Am dritten Tag hatte ich dann so die Nase voll von den Zusammenkünften der Reichen und Famosen, dass ich tolldreist zu einem Open House dasselbe Kleid anzog, das ich bereits zum ersten Open House trug und das obwohl dort dieselbe Gesellschaft zusammentraf. Wenn mein Outfit (FlipFlops und Strandkleid) schon damals ein absolutes No-Go war, so war dasselbe Outfit bei einer weiteren Zusammenkunft DER Faux-Pas schlechthin. Ich fühlte mich also wieder reichlich wohl in meiner Gesellschaft, aber der Gedanke, dass ich mir so einen Faux-Pas absichtlich geleistet habe, munterte mich dann doch wieder zu Genüge auf.
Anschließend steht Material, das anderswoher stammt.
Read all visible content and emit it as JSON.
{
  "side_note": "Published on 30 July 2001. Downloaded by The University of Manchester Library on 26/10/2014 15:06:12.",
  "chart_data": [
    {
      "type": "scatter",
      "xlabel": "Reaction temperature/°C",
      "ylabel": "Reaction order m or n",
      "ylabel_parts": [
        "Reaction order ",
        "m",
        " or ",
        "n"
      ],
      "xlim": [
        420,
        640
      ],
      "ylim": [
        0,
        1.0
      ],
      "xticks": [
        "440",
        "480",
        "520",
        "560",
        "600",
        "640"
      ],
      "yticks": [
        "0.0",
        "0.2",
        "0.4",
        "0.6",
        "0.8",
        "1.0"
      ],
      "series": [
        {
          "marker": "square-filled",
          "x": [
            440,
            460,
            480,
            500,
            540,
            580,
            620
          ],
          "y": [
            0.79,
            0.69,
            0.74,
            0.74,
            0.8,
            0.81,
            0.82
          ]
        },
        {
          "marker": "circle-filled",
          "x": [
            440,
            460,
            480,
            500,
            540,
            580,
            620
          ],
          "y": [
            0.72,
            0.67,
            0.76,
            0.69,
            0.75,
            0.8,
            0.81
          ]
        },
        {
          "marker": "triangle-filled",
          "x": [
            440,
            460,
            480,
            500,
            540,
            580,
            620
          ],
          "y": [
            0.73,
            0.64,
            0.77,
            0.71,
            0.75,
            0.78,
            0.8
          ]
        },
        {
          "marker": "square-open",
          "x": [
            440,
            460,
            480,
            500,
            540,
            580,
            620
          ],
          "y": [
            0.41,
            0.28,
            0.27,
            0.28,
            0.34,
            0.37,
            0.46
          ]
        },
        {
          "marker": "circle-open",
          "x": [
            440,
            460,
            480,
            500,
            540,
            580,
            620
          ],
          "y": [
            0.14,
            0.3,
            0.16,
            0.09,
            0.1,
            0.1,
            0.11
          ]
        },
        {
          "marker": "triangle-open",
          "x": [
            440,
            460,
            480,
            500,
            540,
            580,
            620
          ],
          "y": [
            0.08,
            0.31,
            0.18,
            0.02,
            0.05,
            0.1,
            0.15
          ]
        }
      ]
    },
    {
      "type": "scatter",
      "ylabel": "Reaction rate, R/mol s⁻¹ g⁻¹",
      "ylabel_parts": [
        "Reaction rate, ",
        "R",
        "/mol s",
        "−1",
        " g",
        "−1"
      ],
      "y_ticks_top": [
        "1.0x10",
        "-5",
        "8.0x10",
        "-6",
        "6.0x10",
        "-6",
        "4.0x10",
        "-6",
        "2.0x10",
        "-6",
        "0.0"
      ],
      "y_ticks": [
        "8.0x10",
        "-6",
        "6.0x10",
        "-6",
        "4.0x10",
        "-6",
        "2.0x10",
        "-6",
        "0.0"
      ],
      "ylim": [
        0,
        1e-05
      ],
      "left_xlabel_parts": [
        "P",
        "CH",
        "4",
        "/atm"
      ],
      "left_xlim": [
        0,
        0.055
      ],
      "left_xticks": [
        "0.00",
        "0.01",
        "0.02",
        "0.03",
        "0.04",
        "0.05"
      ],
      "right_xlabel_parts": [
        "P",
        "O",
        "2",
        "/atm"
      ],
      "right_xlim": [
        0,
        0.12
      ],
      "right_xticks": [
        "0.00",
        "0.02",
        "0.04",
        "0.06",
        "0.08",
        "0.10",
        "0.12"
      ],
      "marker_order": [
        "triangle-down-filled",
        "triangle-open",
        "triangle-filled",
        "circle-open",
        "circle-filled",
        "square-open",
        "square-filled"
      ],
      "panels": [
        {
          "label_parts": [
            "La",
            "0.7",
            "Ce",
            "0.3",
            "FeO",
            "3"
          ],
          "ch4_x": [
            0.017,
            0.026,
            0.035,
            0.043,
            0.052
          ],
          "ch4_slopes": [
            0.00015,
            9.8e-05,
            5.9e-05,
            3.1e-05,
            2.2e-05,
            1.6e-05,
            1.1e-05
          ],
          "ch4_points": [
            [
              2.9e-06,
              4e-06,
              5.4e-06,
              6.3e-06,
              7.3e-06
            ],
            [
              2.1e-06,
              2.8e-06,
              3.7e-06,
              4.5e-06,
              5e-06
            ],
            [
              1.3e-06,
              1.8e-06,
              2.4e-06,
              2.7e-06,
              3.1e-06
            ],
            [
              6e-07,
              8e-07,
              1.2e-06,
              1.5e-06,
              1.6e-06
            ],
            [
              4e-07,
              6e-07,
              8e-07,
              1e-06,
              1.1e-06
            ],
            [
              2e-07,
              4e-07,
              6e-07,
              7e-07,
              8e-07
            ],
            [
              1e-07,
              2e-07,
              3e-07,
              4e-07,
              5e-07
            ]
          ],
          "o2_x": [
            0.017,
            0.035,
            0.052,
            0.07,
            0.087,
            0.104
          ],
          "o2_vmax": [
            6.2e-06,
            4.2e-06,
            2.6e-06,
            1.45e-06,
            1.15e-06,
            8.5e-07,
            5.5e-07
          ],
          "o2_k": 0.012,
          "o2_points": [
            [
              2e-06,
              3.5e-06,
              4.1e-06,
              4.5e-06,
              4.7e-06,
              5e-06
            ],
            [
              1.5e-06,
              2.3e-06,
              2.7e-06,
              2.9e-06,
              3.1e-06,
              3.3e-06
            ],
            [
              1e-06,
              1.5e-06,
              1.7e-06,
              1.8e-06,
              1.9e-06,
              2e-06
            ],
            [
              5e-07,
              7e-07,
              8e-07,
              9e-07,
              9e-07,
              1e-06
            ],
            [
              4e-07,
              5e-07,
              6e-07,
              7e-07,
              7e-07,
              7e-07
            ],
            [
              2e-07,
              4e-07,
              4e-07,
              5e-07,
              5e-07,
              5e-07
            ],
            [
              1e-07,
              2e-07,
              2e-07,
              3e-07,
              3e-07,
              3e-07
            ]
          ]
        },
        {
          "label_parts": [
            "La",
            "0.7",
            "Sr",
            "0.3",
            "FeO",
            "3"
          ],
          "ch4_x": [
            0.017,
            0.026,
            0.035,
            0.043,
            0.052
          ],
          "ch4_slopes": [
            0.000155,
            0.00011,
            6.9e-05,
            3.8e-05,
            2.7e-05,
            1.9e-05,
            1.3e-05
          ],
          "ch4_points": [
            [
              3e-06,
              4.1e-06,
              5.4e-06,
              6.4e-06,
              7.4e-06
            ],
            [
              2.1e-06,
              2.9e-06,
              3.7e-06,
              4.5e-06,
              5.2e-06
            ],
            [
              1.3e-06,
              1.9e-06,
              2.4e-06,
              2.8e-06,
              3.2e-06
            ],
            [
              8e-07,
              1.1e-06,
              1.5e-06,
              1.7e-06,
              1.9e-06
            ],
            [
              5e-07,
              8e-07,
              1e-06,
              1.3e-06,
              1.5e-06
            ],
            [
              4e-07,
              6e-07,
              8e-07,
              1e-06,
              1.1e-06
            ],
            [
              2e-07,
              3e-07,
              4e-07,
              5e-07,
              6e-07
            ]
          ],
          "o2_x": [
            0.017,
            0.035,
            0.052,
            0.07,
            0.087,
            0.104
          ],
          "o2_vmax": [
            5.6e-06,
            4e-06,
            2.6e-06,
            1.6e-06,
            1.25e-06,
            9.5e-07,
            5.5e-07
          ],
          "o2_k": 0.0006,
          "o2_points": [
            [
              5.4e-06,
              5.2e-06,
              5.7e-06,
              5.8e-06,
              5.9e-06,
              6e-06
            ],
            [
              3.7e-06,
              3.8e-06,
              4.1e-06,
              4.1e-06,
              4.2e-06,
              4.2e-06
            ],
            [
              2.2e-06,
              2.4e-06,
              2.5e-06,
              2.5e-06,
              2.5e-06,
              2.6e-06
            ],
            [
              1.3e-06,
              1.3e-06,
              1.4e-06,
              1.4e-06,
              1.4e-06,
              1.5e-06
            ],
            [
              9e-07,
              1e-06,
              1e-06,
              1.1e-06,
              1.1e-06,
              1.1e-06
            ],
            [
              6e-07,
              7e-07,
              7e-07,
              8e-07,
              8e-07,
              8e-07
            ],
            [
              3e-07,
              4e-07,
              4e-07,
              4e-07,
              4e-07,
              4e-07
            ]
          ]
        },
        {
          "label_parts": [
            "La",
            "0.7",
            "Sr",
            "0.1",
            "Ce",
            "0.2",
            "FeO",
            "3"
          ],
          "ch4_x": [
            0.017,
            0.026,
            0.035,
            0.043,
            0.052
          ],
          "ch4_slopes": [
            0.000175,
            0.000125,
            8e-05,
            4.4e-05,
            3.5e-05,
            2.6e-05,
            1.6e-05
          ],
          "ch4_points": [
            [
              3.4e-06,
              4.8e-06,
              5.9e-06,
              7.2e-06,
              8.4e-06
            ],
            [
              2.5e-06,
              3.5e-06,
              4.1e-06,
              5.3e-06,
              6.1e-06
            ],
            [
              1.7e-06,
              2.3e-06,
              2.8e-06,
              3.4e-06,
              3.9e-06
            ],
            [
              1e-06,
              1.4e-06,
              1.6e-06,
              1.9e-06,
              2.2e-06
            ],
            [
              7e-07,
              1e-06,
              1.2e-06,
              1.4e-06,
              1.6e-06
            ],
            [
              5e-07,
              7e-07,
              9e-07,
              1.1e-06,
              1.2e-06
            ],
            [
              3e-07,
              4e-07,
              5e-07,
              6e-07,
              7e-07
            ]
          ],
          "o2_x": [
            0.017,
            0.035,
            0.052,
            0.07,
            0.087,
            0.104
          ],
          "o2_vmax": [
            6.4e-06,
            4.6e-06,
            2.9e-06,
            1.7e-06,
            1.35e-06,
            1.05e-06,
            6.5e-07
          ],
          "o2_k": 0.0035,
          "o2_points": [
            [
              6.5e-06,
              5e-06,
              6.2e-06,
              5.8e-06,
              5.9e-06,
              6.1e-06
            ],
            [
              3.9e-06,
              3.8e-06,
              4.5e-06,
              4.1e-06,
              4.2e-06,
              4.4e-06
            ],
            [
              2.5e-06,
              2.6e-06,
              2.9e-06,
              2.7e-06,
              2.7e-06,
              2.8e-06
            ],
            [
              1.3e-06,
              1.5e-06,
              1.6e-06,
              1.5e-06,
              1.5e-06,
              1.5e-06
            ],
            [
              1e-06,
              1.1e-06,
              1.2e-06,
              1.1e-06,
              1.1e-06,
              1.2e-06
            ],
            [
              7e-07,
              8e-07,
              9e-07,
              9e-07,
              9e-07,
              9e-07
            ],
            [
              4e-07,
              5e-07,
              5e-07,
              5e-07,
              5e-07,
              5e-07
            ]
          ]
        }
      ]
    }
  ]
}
Mit derartigen Begegnungen verbrachte ich also die Chinese New Year Woche. Da es sich aber in der Regel nur um 2-3 Stunden pro Tag handelte und die restliche Zeit des Tages echt großartig war, kann ich echt sagen, dass ich die Gastfamilie sehr genossen habe. Meine Gastfamilie selbst hat sich ihren Wohlstand in ihrem Verhalten absolut nicht anmerken lassen und es war super interessant sich mit ihnen über ihre Perspektive auf das Land, die Regierung und im Allgemeinen die Welt zu unterhalten. Und auch grade, weil sie sehr bereiste Leute waren, gab es immer etwas zum Reden. Es war durchaus angenehm mal nicht im Mittelpunkt zu stehen und von allen Seiten fotografiert und angestarrt zu werden und einfach mal wieder etwas Ruhe zu haben. Dass Gambling (um Geld spielen) auch noch Tradition war, war dann wohl das Sahnehäubchen einer sehr angenehmen und lehrreichen Woche.

Ich hoffe, ihr hattet einen schönen Start ins neue Jahr!